You’ll want to allow the baked oatmeal to cool completely before slicing it into squares so that it holds its shape and is less messy.
This baked oatmeal can be stored once it has cooled completely. It’ll stay just fine in an air-tight container out at room temperature for several days, or in a container or wrapped in foil in the refrigerator or freezer.
If freezing them, I also place them in an air-tight sealable plastic bag so that they don’t start to taste stale if they’re in there awhile. Then I pull one out and reheat it in the microwave until slightly warm for a homemade breakfast treat made much quicker.
Other peanut butter recipes you might like for breakfast
- Hear me out – these healthy peanut butter cookies are TOTALLY breakfast fare. Also naturally-sweetened and made with oats, these tender and rich cookies truly work for any time of the day.
- No-bake peanut butter cereal bars are a different take on same old, same old cereal for breakfast. Just a few ingredients here including Cheerios, peanut butter, and honey. And (optional) mini chocolate chips don’t hurt, either.
- Keeping the grab-and-go theme, well, going, chocolate peanut butter chia bars are one of our household favorites. Also naturally-sweetened and no-bake, these date bars are made in minutes thanks to the food processor.
- Use old-fashioned oats for this peanut butter baked oatmeal recipe. They will hold up well to all the liquid and a longer bake time. I don’t recommend quick or instant oats.
- I kept this version extra simple by just adding raisins. Swap in whatever dried fruit, fresh fruit, or nut you prefer.
- While I haven’t tried it, I would imagine any creamy nut butter would work just fine here if want to avoid peanuts.
- On that note, I’ve only made this recipe with creamy peanut butter. I’m not sure how the runny texture of natural peanut butter would do here. It might be just fine but I’ve never tested it, so please proceed with caution.
Peanut Butter Baked Oatmeal
- 3 cups old-fashioned oats
- 2 tsp baking powder
- 1 1/2 tsp ground cinnamon
- 1/2 tsp salt
- 3 small/medium overripe bananas (about 11.5 oz with peels, 8.5 oz without in total)
- 1 cup milk, your preferred variety
- 1/3 cup creamy peanut butter
- 2 eggs
- 1/4 cup maple syrup (or honey)
- 1 1/2 tsp vanilla extract
- 1/3 cup raisins, or other dried fruit, nuts, etc.
- Preheat oven to 350°F. Line an 8"x8" baking dish with parchment paper, leaving enough overhang on either side of the dish so that you can easily lift the baked oatmeal out of the dish later on for slicing.

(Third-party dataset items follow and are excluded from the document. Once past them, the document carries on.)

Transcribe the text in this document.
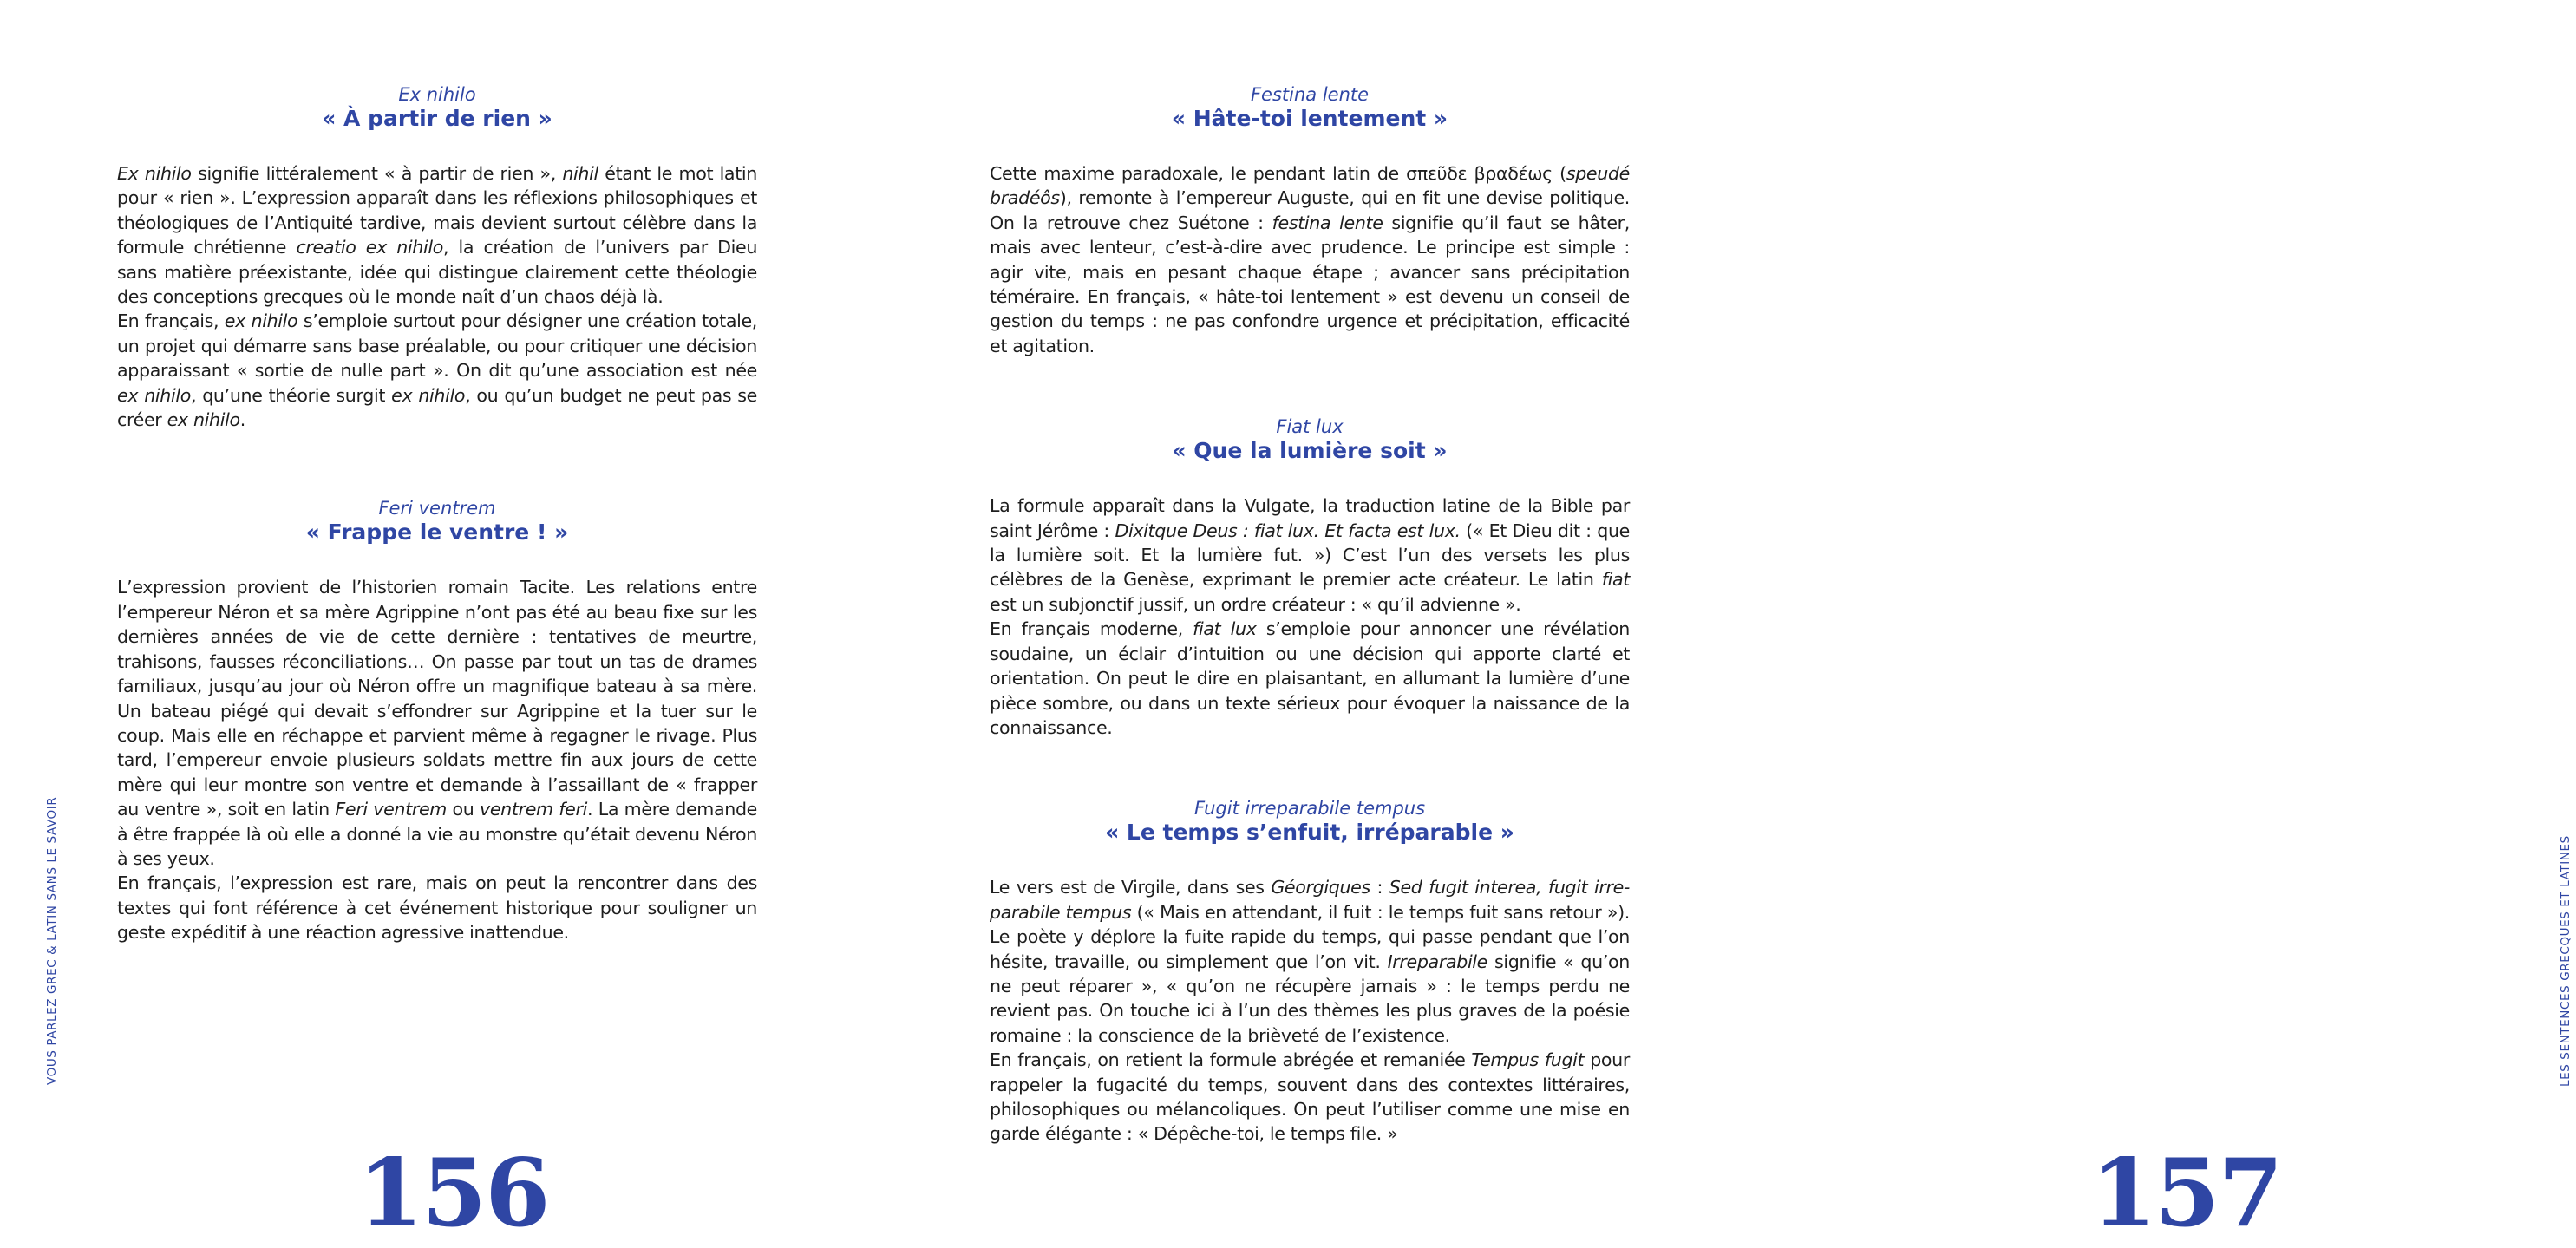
Ex nihilo
« À partir de rien »

Ex nihilo signifie littéralement « à partir de rien », nihil étant le mot latin pour « rien ». L’expression apparaît dans les réflexions philosophiques et théologiques de l’Antiquité tardive, mais devient surtout célèbre dans la formule chrétienne creatio ex nihilo, la création de l’univers par Dieu sans matière préexistante, idée qui distingue clairement cette théologie des conceptions grecques où le monde naît d’un chaos déjà là.

En français, ex nihilo s’emploie surtout pour désigner une création totale, un projet qui démarre sans base préalable, ou pour critiquer une décision apparaissant « sortie de nulle part ». On dit qu’une association est née ex nihilo, qu’une théorie surgit ex nihilo, ou qu’un budget ne peut pas se créer ex nihilo.

Feri ventrem
« Frappe le ventre ! »

L’expression provient de l’historien romain Tacite. Les relations entre l’empereur Néron et sa mère Agrippine n’ont pas été au beau fixe sur les dernières années de vie de cette dernière : tentatives de meurtre, trahisons, fausses réconciliations… On passe par tout un tas de drames familiaux, jusqu’au jour où Néron offre un magnifique bateau à sa mère. Un bateau piégé qui devait s’effondrer sur Agrippine et la tuer sur le coup. Mais elle en réchappe et parvient même à regagner le rivage. Plus tard, l’empereur envoie plusieurs soldats mettre fin aux jours de cette mère qui leur montre son ventre et demande à l’assaillant de « frapper au ventre », soit en latin Feri ventrem ou ventrem feri. La mère demande à être frappée là où elle a donné la vie au monstre qu’était devenu Néron à ses yeux.

En français, l’expression est rare, mais on peut la rencontrer dans des textes qui font référence à cet événement historique pour souligner un geste expéditif à une réaction agressive inattendue.

VOUS PARLEZ GREC & LATIN SANS LE SAVOIR
156
Festina lente
« Hâte-toi lentement »

Cette maxime paradoxale, le pendant latin de σπεῦδε βραδέως (speudé bradéôs), remonte à l’empereur Auguste, qui en fit une devise politique. On la retrouve chez Suétone : festina lente signifie qu’il faut se hâter, mais avec lenteur, c’est-à-dire avec prudence. Le principe est simple : agir vite, mais en pesant chaque étape ; avancer sans précipitation téméraire. En français, « hâte-toi lentement » est devenu un conseil de gestion du temps : ne pas confondre urgence et précipitation, efficacité et agitation.

Fiat lux
« Que la lumière soit »

La formule apparaît dans la Vulgate, la traduction latine de la Bible par saint Jérôme : Dixitque Deus : fiat lux. Et facta est lux. (« Et Dieu dit : que la lumière soit. Et la lumière fut. ») C’est l’un des versets les plus célèbres de la Genèse, exprimant le premier acte créateur. Le latin fiat est un subjonctif jussif, un ordre créateur : « qu’il advienne ».

En français moderne, fiat lux s’emploie pour annoncer une révélation soudaine, un éclair d’intuition ou une décision qui apporte clarté et orientation. On peut le dire en plaisantant, en allumant la lumière d’une pièce sombre, ou dans un texte sérieux pour évoquer la naissance de la connaissance.

Fugit irreparabile tempus
« Le temps s’enfuit, irréparable »

Le vers est de Virgile, dans ses Géorgiques : Sed fugit interea, fugit irre-parabile tempus (« Mais en attendant, il fuit : le temps fuit sans retour »). Le poète y déplore la fuite rapide du temps, qui passe pendant que l’on hésite, travaille, ou simplement que l’on vit. Irreparabile signifie « qu’on ne peut réparer », « qu’on ne récupère jamais » : le temps perdu ne revient pas. On touche ici à l’un des thèmes les plus graves de la poésie romaine : la conscience de la brièveté de l’existence.

En français, on retient la formule abrégée et remaniée Tempus fugit pour rappeler la fugacité du temps, souvent dans des contextes littéraires, philosophiques ou mélancoliques. On peut l’utiliser comme une mise en garde élégante : « Dépêche-toi, le temps file. »

LES SENTENCES GRECQUES ET LATINES
157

- In one mixing bowl, add the oats, baking powder, cinnamon, and salt. Stir to combine evenly.
- In a separate bowl, add the bananas. Using a hand mixer (or do this in a stand mixer if you prefer), beat the bananas until mostly smooth, until no big banana chunks remain. Add the milk, peanut butter, eggs, maple syrup, and vanilla extract and beat until creamy and smooth.
- Pour the combined wet ingredients into the bowl with the oats and mix until everything is evenly combined. Stir in raisins.
- Pour out baked oatmeal mixture into the parchment-lined pan and smooth the top. Bake for 45 minutes, or until the top and center has set and the edges are browned. Let the baked oatmeal cool in the pan before carefully lifting out and slicing.
Nutritional information is provided as an estimate. As it can vary due to many factors (brands used, quantities, etc.), we cannot guarantee its accuracy.